Gabon à la tête du Cames : l’employabilité des jeunes au cœur des priorités

Gabon à la tête du Cames : l’employabilité des jeunes au cœur des priorités

Le Gabon vient d’accéder à la présidence du Conseil africain et malgache pour l’enseignement supérieur (Cames), une organisation intergouvernementale qui fédère dix-neuf pays d’Afrique francophone et de l’océan Indien. Cette prise de fonction place Libreville au centre d’un mécanisme essentiel pour harmoniser les diplômes, évaluer les enseignants-chercheurs et garantir la qualité académique dans l’espace francophone africain. Dès l’annonce, les autorités gabonaises ont clairement défini leur cap : faire de l’insertion professionnelle des jeunes diplômés un axe structurant de leur mandat.

Une priorité affirmée pour l’employabilité

Cette décision intervient dans un contexte où les systèmes d’enseignement supérieur africains sont confrontés à des défis majeurs.
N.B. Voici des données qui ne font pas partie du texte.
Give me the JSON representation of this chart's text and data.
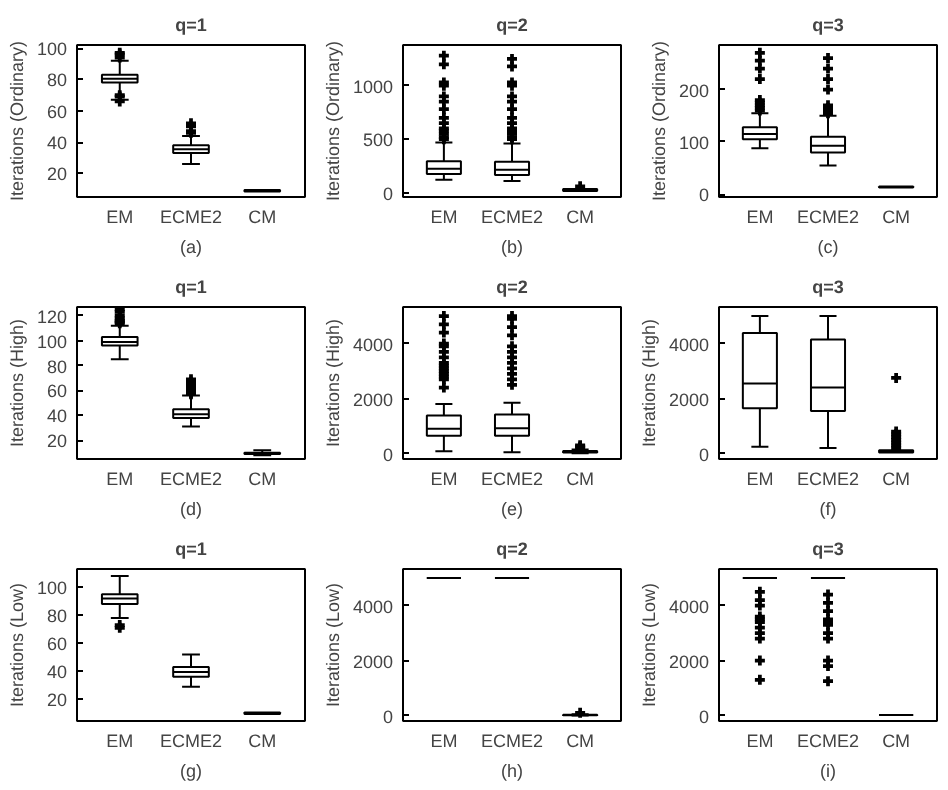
{
  "chart_data": [
    {
      "type": "box",
      "title": "q=1",
      "xlabel": "(a)",
      "ylabel": "Iterations (Ordinary)",
      "categories": [
        "EM",
        "ECME2",
        "CM"
      ],
      "ylim": [
        5,
        102
      ],
      "yticks": [
        20,
        40,
        60,
        80,
        100
      ],
      "grid": false,
      "marker": "cross",
      "boxes": [
        {
          "low": 67,
          "q1": 78,
          "median": 80.5,
          "q3": 83,
          "high": 92,
          "outliers": [
            94,
            96,
            97,
            70,
            69,
            66
          ]
        },
        {
          "low": 26,
          "q1": 33,
          "median": 35.5,
          "q3": 38,
          "high": 44,
          "outliers": [
            46,
            47,
            50,
            52
          ]
        },
        {
          "low": 8.5,
          "q1": 8.5,
          "median": 9,
          "q3": 9.5,
          "high": 9.5
        }
      ]
    },
    {
      "type": "box",
      "title": "q=2",
      "xlabel": "(b)",
      "ylabel": "Iterations (Ordinary)",
      "categories": [
        "EM",
        "ECME2",
        "CM"
      ],
      "ylim": [
        -40,
        1380
      ],
      "yticks": [
        0,
        500,
        1000
      ],
      "grid": false,
      "marker": "cross",
      "boxes": [
        {
          "low": 120,
          "q1": 175,
          "median": 225,
          "q3": 295,
          "high": 470,
          "outliers": [
            500,
            520,
            550,
            580,
            600,
            650,
            700,
            780,
            850,
            900,
            1000,
            1030,
            1200,
            1280
          ]
        },
        {
          "low": 110,
          "q1": 165,
          "median": 215,
          "q3": 290,
          "high": 460,
          "outliers": [
            500,
            520,
            550,
            580,
            600,
            650,
            700,
            780,
            850,
            900,
            1000,
            1030,
            1180,
            1250
          ]
        },
        {
          "low": 15,
          "q1": 15,
          "median": 25,
          "q3": 35,
          "high": 35,
          "outliers": [
            60
          ]
        }
      ]
    },
    {
      "type": "box",
      "title": "q=3",
      "xlabel": "(c)",
      "ylabel": "Iterations (Ordinary)",
      "categories": [
        "EM",
        "ECME2",
        "CM"
      ],
      "ylim": [
        -5,
        285
      ],
      "yticks": [
        0,
        100,
        200
      ],
      "grid": false,
      "marker": "cross",
      "boxes": [
        {
          "low": 88,
          "q1": 105,
          "median": 115,
          "q3": 128,
          "high": 155,
          "outliers": [
            160,
            165,
            170,
            175,
            180,
            220,
            240,
            255,
            270
          ]
        },
        {
          "low": 55,
          "q1": 80,
          "median": 93,
          "q3": 110,
          "high": 150,
          "outliers": [
            155,
            160,
            165,
            170,
            200,
            220,
            240,
            260
          ]
        },
        {
          "low": 13,
          "q1": 13,
          "median": 14,
          "q3": 15,
          "high": 15
        }
      ]
    },
    {
      "type": "box",
      "title": "q=1",
      "xlabel": "(d)",
      "ylabel": "Iterations (High)",
      "categories": [
        "EM",
        "ECME2",
        "CM"
      ],
      "ylim": [
        5,
        127
      ],
      "yticks": [
        20,
        40,
        60,
        80,
        100,
        120
      ],
      "grid": false,
      "marker": "cross",
      "boxes": [
        {
          "low": 85,
          "q1": 96,
          "median": 99,
          "q3": 103,
          "high": 112,
          "outliers": [
            114,
            115,
            116,
            118,
            120,
            123,
            125
          ]
        },
        {
          "low": 31,
          "q1": 38,
          "median": 41,
          "q3": 45,
          "high": 56,
          "outliers": [
            57,
            58,
            60,
            62,
            65,
            67,
            69
          ]
        },
        {
          "low": 8,
          "q1": 9,
          "median": 9.5,
          "q3": 10,
          "high": 12
        }
      ]
    },
    {
      "type": "box",
      "title": "q=2",
      "xlabel": "(e)",
      "ylabel": "Iterations (High)",
      "categories": [
        "EM",
        "ECME2",
        "CM"
      ],
      "ylim": [
        -200,
        5330
      ],
      "yticks": [
        0,
        2000,
        4000
      ],
      "grid": false,
      "marker": "cross",
      "boxes": [
        {
          "low": 80,
          "q1": 650,
          "median": 900,
          "q3": 1380,
          "high": 1800,
          "outliers": [
            2400,
            2700,
            2800,
            2900,
            3000,
            3100,
            3200,
            3300,
            3500,
            3700,
            3900,
            4000,
            4400,
            4700,
            5000
          ]
        },
        {
          "low": 50,
          "q1": 650,
          "median": 920,
          "q3": 1420,
          "high": 1850,
          "outliers": [
            2500,
            2700,
            2900,
            3100,
            3300,
            3500,
            3700,
            3900,
            4300,
            4600,
            4900,
            5000
          ]
        },
        {
          "low": 10,
          "q1": 40,
          "median": 60,
          "q3": 90,
          "high": 150,
          "outliers": [
            200,
            250,
            300
          ]
        }
      ]
    },
    {
      "type": "box",
      "title": "q=3",
      "xlabel": "(f)",
      "ylabel": "Iterations (High)",
      "categories": [
        "EM",
        "ECME2",
        "CM"
      ],
      "ylim": [
        -200,
        5330
      ],
      "yticks": [
        0,
        2000,
        4000
      ],
      "grid": false,
      "marker": "cross",
      "boxes": [
        {
          "low": 250,
          "q1": 1650,
          "median": 2550,
          "q3": 4380,
          "high": 5000
        },
        {
          "low": 200,
          "q1": 1550,
          "median": 2400,
          "q3": 4150,
          "high": 5000
        },
        {
          "low": 40,
          "q1": 40,
          "median": 80,
          "q3": 120,
          "high": 120,
          "outliers": [
            200,
            300,
            400,
            500,
            600,
            700,
            800,
            2750
          ]
        }
      ]
    },
    {
      "type": "box",
      "title": "q=1",
      "xlabel": "(g)",
      "ylabel": "Iterations (Low)",
      "categories": [
        "EM",
        "ECME2",
        "CM"
      ],
      "ylim": [
        4.5,
        113
      ],
      "yticks": [
        20,
        40,
        60,
        80,
        100
      ],
      "grid": false,
      "marker": "cross",
      "boxes": [
        {
          "low": 78,
          "q1": 88,
          "median": 92,
          "q3": 95,
          "high": 108,
          "outliers": [
            73,
            71
          ]
        },
        {
          "low": 29,
          "q1": 36,
          "median": 39.5,
          "q3": 43,
          "high": 52
        },
        {
          "low": 9.5,
          "q1": 9.5,
          "median": 10,
          "q3": 10.5,
          "high": 10.5
        }
      ]
    },
    {
      "type": "box",
      "title": "q=2",
      "xlabel": "(h)",
      "ylabel": "Iterations (Low)",
      "categories": [
        "EM",
        "ECME2",
        "CM"
      ],
      "ylim": [
        -200,
        5330
      ],
      "yticks": [
        0,
        2000,
        4000
      ],
      "grid": false,
      "marker": "cross",
      "boxes": [
        {
          "low": 5000,
          "q1": 5000,
          "median": 5000,
          "q3": 5000,
          "high": 5000
        },
        {
          "low": 5000,
          "q1": 5000,
          "median": 5000,
          "q3": 5000,
          "high": 5000
        },
        {
          "low": 0,
          "q1": 10,
          "median": 20,
          "q3": 30,
          "high": 50,
          "outliers": [
            100
          ]
        }
      ]
    },
    {
      "type": "box",
      "title": "q=3",
      "xlabel": "(i)",
      "ylabel": "Iterations (Low)",
      "categories": [
        "EM",
        "ECME2",
        "CM"
      ],
      "ylim": [
        -200,
        5330
      ],
      "yticks": [
        0,
        2000,
        4000
      ],
      "grid": false,
      "marker": "cross",
      "boxes": [
        {
          "low": 5000,
          "q1": 5000,
          "median": 5000,
          "q3": 5000,
          "high": 5000,
          "outliers": [
            1300,
            2000,
            2800,
            3000,
            3200,
            3400,
            3500,
            3600,
            4000,
            4200,
            4500
          ]
        },
        {
          "low": 5000,
          "q1": 5000,
          "median": 5000,
          "q3": 5000,
          "high": 5000,
          "outliers": [
            1250,
            1800,
            2000,
            2800,
            3000,
            3300,
            3400,
            3500,
            3800,
            4100,
            4400
          ]
        },
        {
          "low": 20,
          "q1": 20,
          "median": 20,
          "q3": 20,
          "high": 20
        }
      ]
    }
  ]
}
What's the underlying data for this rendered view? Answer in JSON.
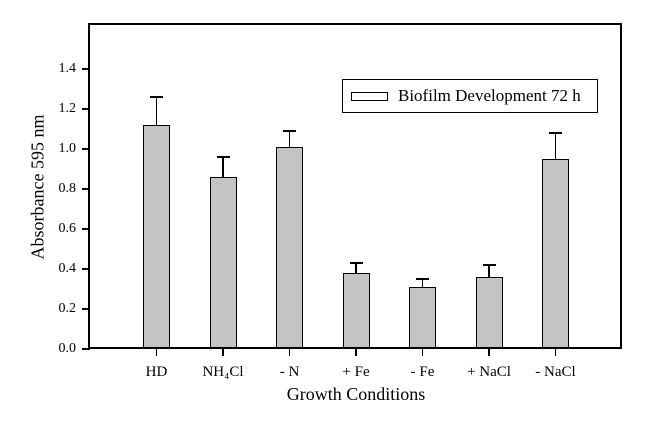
{
  "figure": {
    "background": "#ffffff"
  },
  "chart_data": {
    "type": "bar",
    "title": "",
    "xlabel": "Growth Conditions",
    "ylabel": "Absorbance 595 nm",
    "categories": [
      "HD",
      "NH₄Cl",
      "- N",
      "+ Fe",
      "- Fe",
      "+ NaCl",
      "- NaCl"
    ],
    "values": [
      1.12,
      0.86,
      1.01,
      0.38,
      0.31,
      0.36,
      0.95
    ],
    "errors_plus": [
      0.14,
      0.1,
      0.08,
      0.05,
      0.04,
      0.06,
      0.13
    ],
    "ylim": [
      0,
      1.62
    ],
    "ytick_labels": [
      "0.0",
      "0.2",
      "0.4",
      "0.6",
      "0.8",
      "1.0",
      "1.2",
      "1.4"
    ],
    "grid": false,
    "legend": {
      "label": "Biofilm Development 72 h",
      "position": "upper-right-inside"
    },
    "colors": {
      "bar_fill": "#C4C4C4",
      "bar_border": "#000000",
      "axis": "#000000",
      "background": "#ffffff"
    }
  }
}
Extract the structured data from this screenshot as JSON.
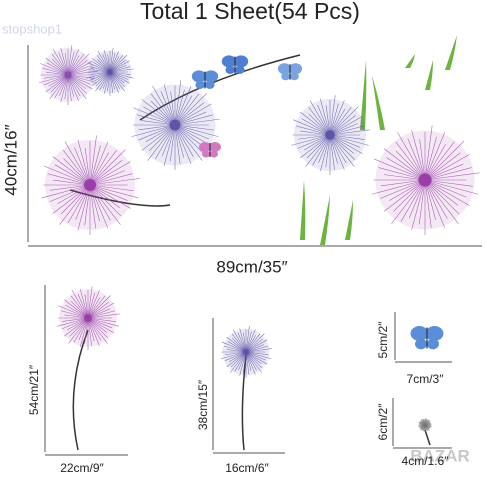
{
  "header": {
    "title": "Total 1 Sheet(54 Pcs)"
  },
  "watermarks": [
    "stopshop1",
    "BAZAR"
  ],
  "sheet": {
    "height_label": "40cm/16″",
    "width_label": "89cm/35″"
  },
  "items": [
    {
      "height_label": "54cm/21″",
      "width_label": "22cm/9″"
    },
    {
      "height_label": "38cm/15″",
      "width_label": "16cm/6″"
    },
    {
      "height_label": "5cm/2″",
      "width_label": "7cm/3″"
    },
    {
      "height_label": "6cm/2″",
      "width_label": "4cm/1.6″"
    }
  ]
}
Les effectifs étudiants augmentent rapidement, les filières classiques arrivent à saturation, et le taux d’insertion des diplômés sur le marché du travail reste préoccupant. En faisant de l’employabilité sa priorité absolue, le Gabon entend orienter les travaux du Cames vers une réforme plus approfondie des programmes d’études, en phase avec les besoins réels des économies locales.

Cette orientation fait écho aux préoccupations de nombreux ministres de l’enseignement supérieur de la région. La question de l’adéquation entre formation et emploi traverse l’ensemble des États membres, qu’il s’agisse des grandes universités sénégalaises et ivoiriennes ou des établissements plus modestes du Sahel. L’enjeu est de transformer une institution longtemps perçue comme un simple organe de validation académique en un véritable levier de politique économique.

Le Cames, un acteur clé de l’intégration académique

Fondé en 1968, le Cames remplit plusieurs missions fondamentales pour ses États membres. Il organise les concours d’agrégation, assure la reconnaissance mutuelle des diplômes et dirige des programmes thématiques de recherche. Son influence s’étend au-delà du cadre universitaire : en validant les carrières des enseignants-chercheurs, l’institution conditionne le rayonnement scientifique de toute une génération d’académiciens francophones.

Le Gabon hérite donc d’une présidence dotée de leviers réels, mais aussi de contraintes considérables. Le Cames souffre depuis plusieurs années de difficultés budgétaires dues à l’irrégularité des contributions de certains États membres. Ces arriérés entravent la mise en œuvre des programmes, retardent les sessions et fragilisent la planification à long terme. Libreville devra gérer cet héritage financier tout en imposant sa propre marque réformatrice.

Un mandat porteur d’enjeux diplomatiques pour le Gabon

Pour les autorités de la transition gabonaise, cette présidence constitue une opportunité diplomatique significative. Depuis le changement de régime intervenu en août 2023, Libreville cherche à renforcer sa présence dans les enceintes multilatérales africaines. Prendre la tête du Cames offre une tribune institutionnelle pour démontrer une capacité de gestion régionale sur un dossier sectoriel stratégique.

Cependant, les attentes sont élevées. Les universités africaines francophones font face à une concurrence accrue des offres anglophones et asiatiques, qui attirent une part croissante des étudiants les plus mobiles. Le débat sur la souveraineté éducative gagne du terrain dans les capitales de la sous-région, tandis que les diasporas qualifiées s’installent durablement hors du continent. Mettre l’employabilité au sommet de l’agenda revient à lutter contre cette fuite des compétences par le haut.

Concrètement, la feuille de route gabonaise devra préciser plusieurs chantiers : la modernisation des nomenclatures de diplômes, l’intégration des compétences numériques dans les cursus, la place des sciences de l’ingénieur, et le rapprochement avec les fédérations patronales nationales. Les premières décisions de la présidence donneront la mesure de l’ambition réelle de Libreville pour cette institution discrète mais capitale.